You should keep in mind that if you accept any kind of plea bargain rather than taking your DUI charges to trial by pleading guilty, many states require that you provide a statement as to why you feel that you should receive such a deal.
For example, if someone was arrested for DUI with a passenger in the car, they would have to explain in their statement as to why they believe that reducing their charge is an appropriate sentence.
In some instances, if you fail to give an explanation or your explanation isn’t satisfactory to the court, they may not offer any sort of plea bargain at all.
Does The Judge Have To Accept The Plea Agreement?

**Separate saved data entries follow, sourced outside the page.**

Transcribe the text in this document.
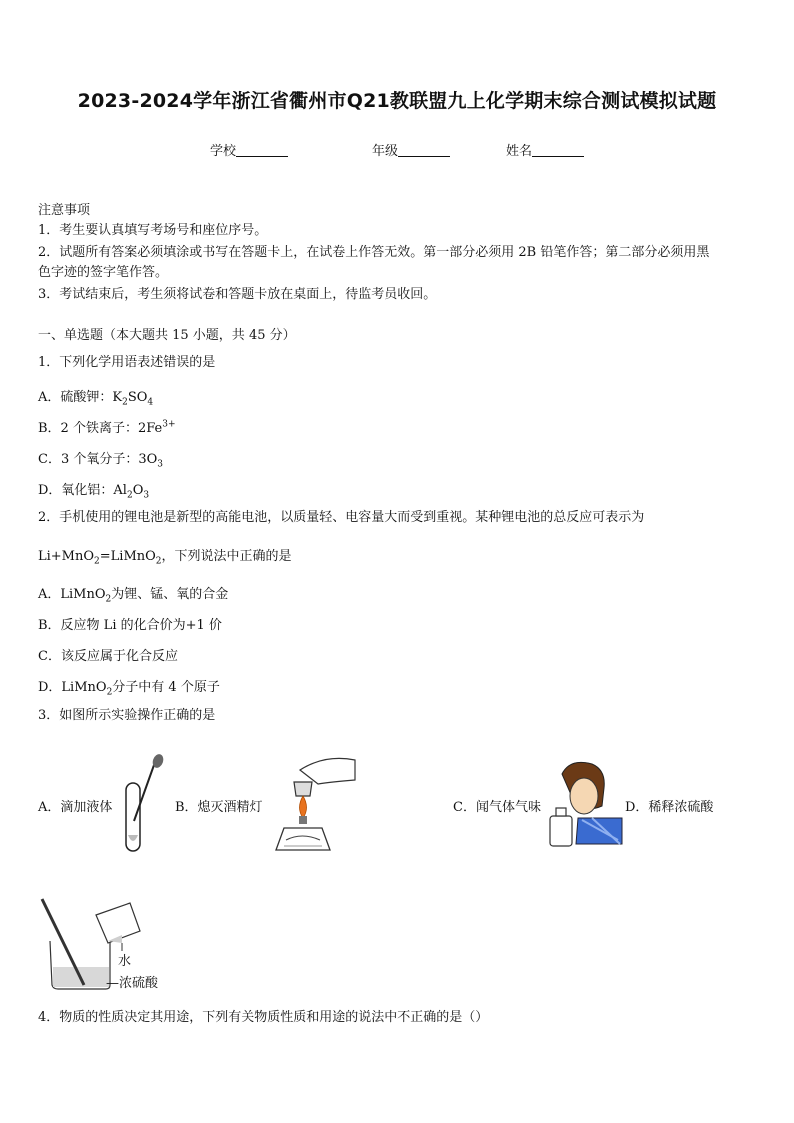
2023-2024学年浙江省衢州市Q21教联盟九上化学期末综合测试模拟试题
学校	年级	姓名
注意事项
1．考生要认真填写考场号和座位序号。
2．试题所有答案必须填涂或书写在答题卡上，在试卷上作答无效。第一部分必须用 2B 铅笔作答；第二部分必须用黑
色字迹的签字笔作答。
3．考试结束后，考生须将试卷和答题卡放在桌面上，待监考员收回。
一、单选题（本大题共 15 小题，共 45 分）
1．下列化学用语表述错误的是
A．硫酸钾：$K_2SO_4$
B．2 个铁离子：$2Fe^{3+}$
C．3 个氧分子：$3O_3$
D．氧化铝：$Al_2O_3$
2．手机使用的锂电池是新型的高能电池，以质量轻、电容量大而受到重视。某种锂电池的总反应可表示为
Li+MnO$_2$=LiMnO$_2$，下列说法中正确的是
A．LiMnO$_2$为锂、锰、氧的合金
B．反应物 Li 的化合价为+1 价
C．该反应属于化合反应
D．LiMnO$_2$分子中有 4 个原子
3．如图所示实验操作正确的是
A．滴加液体	B．熄灭酒精灯	C．闻气体气味	D．稀释浓硫酸
水
—浓硫酸
4．物质的性质决定其用途，下列有关物质性质和用途的说法中不正确的是（）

Any agreement must be subject to approval of the court before it becomes effective. An important consideration is that a judge is not bound by the terms of a DUI plea bargain if in the judge’s opinion the terms of the plea are not appropriate.
If, pursuant to a plea bargain, the defendant pleads guilty to a misdemeanor or lesser offense, the terms of the negotiations will be entered upon the record of the court and the judge will sentence the defendant pursuant to the terms of the negotiations.

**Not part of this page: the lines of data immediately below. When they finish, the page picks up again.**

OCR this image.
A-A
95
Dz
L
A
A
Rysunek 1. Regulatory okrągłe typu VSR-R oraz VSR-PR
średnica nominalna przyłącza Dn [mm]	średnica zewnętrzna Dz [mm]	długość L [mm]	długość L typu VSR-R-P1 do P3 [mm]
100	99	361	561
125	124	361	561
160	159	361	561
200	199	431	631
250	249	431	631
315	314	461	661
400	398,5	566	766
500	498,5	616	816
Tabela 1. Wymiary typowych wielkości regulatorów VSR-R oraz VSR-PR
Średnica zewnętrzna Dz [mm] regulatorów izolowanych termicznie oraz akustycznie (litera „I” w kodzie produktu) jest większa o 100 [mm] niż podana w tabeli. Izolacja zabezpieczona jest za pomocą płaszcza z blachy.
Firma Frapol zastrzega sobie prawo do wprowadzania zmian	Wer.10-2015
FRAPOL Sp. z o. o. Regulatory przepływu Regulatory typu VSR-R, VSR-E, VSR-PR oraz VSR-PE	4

When Should a Plea Bargain Be Made?
Generally speaking, a plea deal can be made at any time after the arrest. Typically, this occurs during the discovery phase of the case or when both sides share evidence and witness lists with each other and then plan their strategies accordingly.
However, if your lawyer is attempting to negotiate a plea bargain for you but hasn’t yet been able to do so, it is important to speak with them about when they might expect an agreement will be reached.

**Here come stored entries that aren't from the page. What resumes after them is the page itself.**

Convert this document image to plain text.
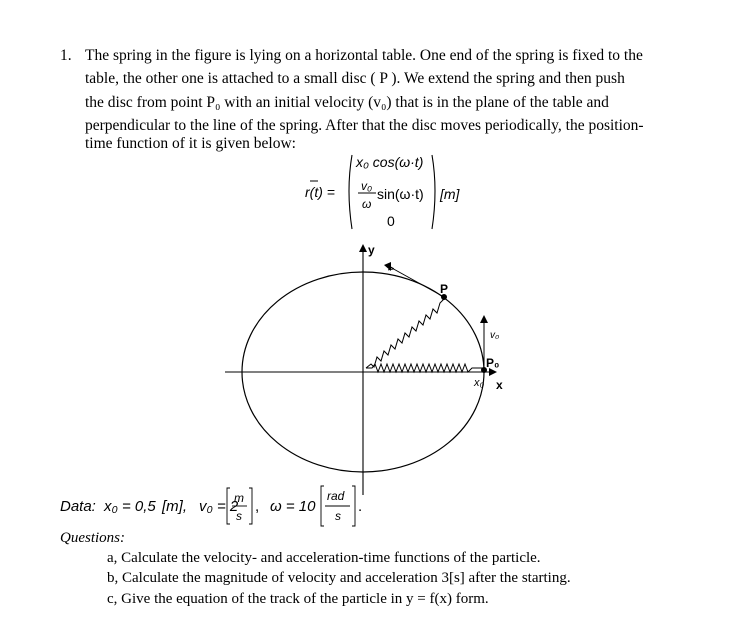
1. The spring in the figure is lying on a horizontal table. One end of the spring is fixed to the
table, the other one is attached to a small disc ( P ). We extend the spring and then push
the disc from point P₀ with an initial velocity (v₀) that is in the plane of the table and
perpendicular to the line of the spring. After that the disc moves periodically, the position-
time function of it is given below:
r(t) =
x₀ cos(ω·t)
v₀
ω
sin(ω·t)
0
[m]
y
x
P
v
P₀
v₀
x₀
Data: x₀ = 0,5 [m], v₀ = 2
m
s
, ω = 10
rad
s
.
Questions:
a, Calculate the velocity- and acceleration-time functions of the particle.
b, Calculate the magnitude of velocity and acceleration 3[s] after the starting.
c, Give the equation of the track of the particle in y = f(x) form.
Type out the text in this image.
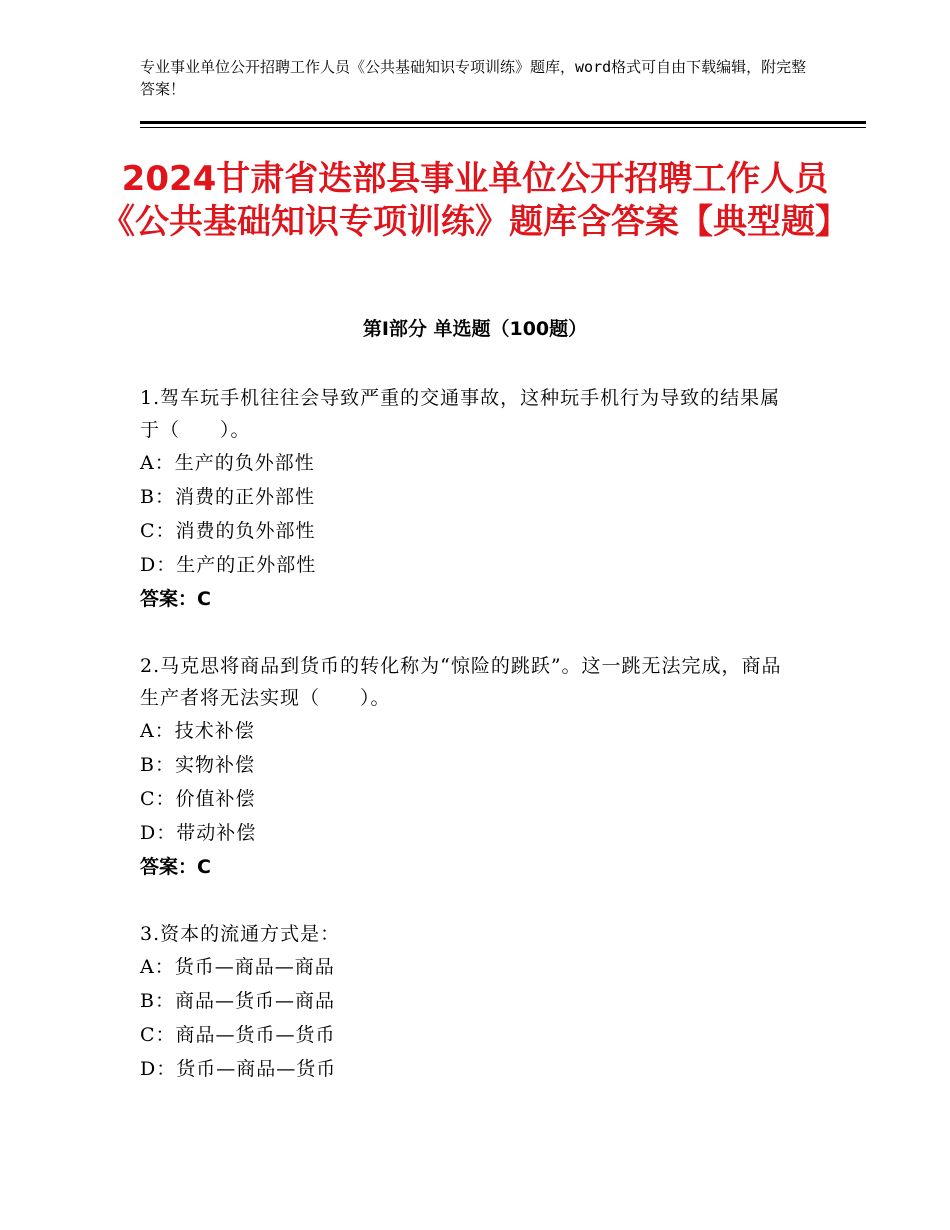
专业事业单位公开招聘工作人员《公共基础知识专项训练》题库，word格式可自由下载编辑，附完整答案！
2024甘肃省迭部县事业单位公开招聘工作人员《公共基础知识专项训练》题库含答案【典型题】
第Ⅰ部分 单选题（100题）
1.驾车玩手机往往会导致严重的交通事故，这种玩手机行为导致的结果属于（　　）。
A：生产的负外部性
B：消费的正外部性
C：消费的负外部性
D：生产的正外部性
答案：C
2.马克思将商品到货币的转化称为“惊险的跳跃”。这一跳无法完成，商品生产者将无法实现（　　）。
A：技术补偿
B：实物补偿
C：价值补偿
D：带动补偿
答案：C
3.资本的流通方式是：
A：货币—商品—商品
B：商品—货币—商品
C：商品—货币—货币
D：货币—商品—货币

There are times when a defendant may wish to accept responsibility for their actions and enter into a plea agreement too early in the proceedings in order to receive a potentially reduced sentence.
If your attorney feels that your chances of winning at trial are high and wants more time before accepting a plea bargain, then that’s something to consider and counsel with your attorney on. On the other hand, if they don’t think it’s likely that you will win and believe the benefits of a plea deal outweigh the risks, then you could allow them to negotiate a plea bargain on your behalf.
After any plea bargain is reached, both parties usually must be present during the court proceedings in order for the judge to give their opinion on whether the plea agreement is fair.
If you have reason to believe that pursuing a plea deal would be beneficial for either yourself or another individual, consulting with an attorney may help you understand what options are available and how feasible they are likely to be.
Going To Trial vs. Accepting a Plea Bargain
If you do decide to go to trial it’s important to note that if you lose, you may be given the maximum sentences for a DUI conviction. A DUI first offense is considered a misdemeanor, and most states set the maximum fine at $1,000 and the maximum imprisonment term for a time not to exceed six months.
In addition, it’s common for a state’s Motor Vehicles Division upon notification that you’ve been arrested for DUI to proceed with suspending your driver’s license. You are entitled to a hearing to contest their decision.
If you win the hearing, then your license will not be suspended per the DMV; however, at trial a judge may suspend your driver’s license as part of your sentencing.
Do I Need An Attorney for Help with DUI Plea Bargaining?
If you have been charged with Driving While Intoxicated, a DWI defense attorney who represents people in your situation can help guide you through this process and represent you in court.
Because of the penalties that are part of most plea agreements, it is important that you have an DUI attorney who can help you negotiate for the best possible agreement given your circumstances.
When negotiating a plea agreement, especially for something as serious as a DUI, you need an experienced attorney to help make sure your best interests are represented in the agreement.